One big swing and the game would have been different. One big swing and maybe the Orioles would have slipped into their shell and waited for another day to try and get back on the right track. Even a sacrifice fly would have made life more difficult for the Orioles, but Sutcliffe ad-libbed a sidearm fastball that Carter pulled to shortstop for a routine double play.
"I knew that Frohwirth has had success down and in on him," Sutcliffe said, "so I tried to do the same thing. The first time up, I kind of played around with it a little bit.
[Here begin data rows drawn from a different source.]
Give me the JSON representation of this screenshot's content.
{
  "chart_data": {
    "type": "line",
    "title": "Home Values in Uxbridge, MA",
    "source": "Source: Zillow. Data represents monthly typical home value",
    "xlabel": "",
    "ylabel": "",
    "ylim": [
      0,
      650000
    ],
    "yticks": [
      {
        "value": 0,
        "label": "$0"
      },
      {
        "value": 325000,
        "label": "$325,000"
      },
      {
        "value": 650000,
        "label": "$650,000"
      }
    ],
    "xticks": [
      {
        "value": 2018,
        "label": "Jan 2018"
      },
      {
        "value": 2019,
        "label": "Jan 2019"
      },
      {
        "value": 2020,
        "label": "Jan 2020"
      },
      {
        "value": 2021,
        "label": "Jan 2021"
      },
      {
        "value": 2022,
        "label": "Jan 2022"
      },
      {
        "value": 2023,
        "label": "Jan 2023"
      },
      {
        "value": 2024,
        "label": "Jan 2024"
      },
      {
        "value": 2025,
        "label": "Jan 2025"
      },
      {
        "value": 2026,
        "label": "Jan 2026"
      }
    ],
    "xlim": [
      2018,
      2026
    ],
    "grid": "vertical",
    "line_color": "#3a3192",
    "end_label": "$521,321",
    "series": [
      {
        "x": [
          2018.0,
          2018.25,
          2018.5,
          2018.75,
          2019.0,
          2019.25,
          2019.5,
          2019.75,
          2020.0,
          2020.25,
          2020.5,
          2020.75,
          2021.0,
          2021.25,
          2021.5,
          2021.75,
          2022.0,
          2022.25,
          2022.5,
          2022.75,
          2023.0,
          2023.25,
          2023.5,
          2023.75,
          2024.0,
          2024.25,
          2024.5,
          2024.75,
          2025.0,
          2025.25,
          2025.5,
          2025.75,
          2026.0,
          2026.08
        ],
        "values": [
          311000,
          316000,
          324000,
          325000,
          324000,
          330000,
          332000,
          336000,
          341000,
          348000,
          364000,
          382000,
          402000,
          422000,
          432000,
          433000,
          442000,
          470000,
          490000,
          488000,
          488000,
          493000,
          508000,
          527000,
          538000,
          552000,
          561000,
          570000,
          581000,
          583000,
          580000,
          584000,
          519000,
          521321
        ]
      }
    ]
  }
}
The second time, I threw him a sidearm fastball."
Carter, who homered in each of the first two games of the series, said he had been caught off-guard, even claiming that that Sutcliffe was "inventing" pitches as he went along. Whatever Sutcliffe was doing, he probably will want to keep doing it, because he got Carter to make a weak out three straight times.
Sutcliffe did not have that kind of success against White, who homered, walked and singled in three trips. He also gave up a two-run home run to catcher Randy Knorr, which persuaded Oates to go to the bullpen in the seventh inning.
"Mechanically, I'm still struggling a little bit with my location," said Sutcliffe, who also has been battling the flu. "It's not that I'm getting beat on, I'm just getting behind like I did with Knorr."
Oates brought on Frohwirth at that point, both because Sutcliffe seemed vulnerable and because he wanted to get Frohwirth back to the mound as soon as possible after the unpleasant finish the night before. But Frohwirth said that his psyche was not injured by the bloop single that beat him on Friday.
"I don't know if I'm different than anybody else," he said, "but I grade myself by how I throw the ball. I don't grade myself on losses and bloop hits. If I throw the ball well, I feel all right, and I thought I threw the ball well yesterday."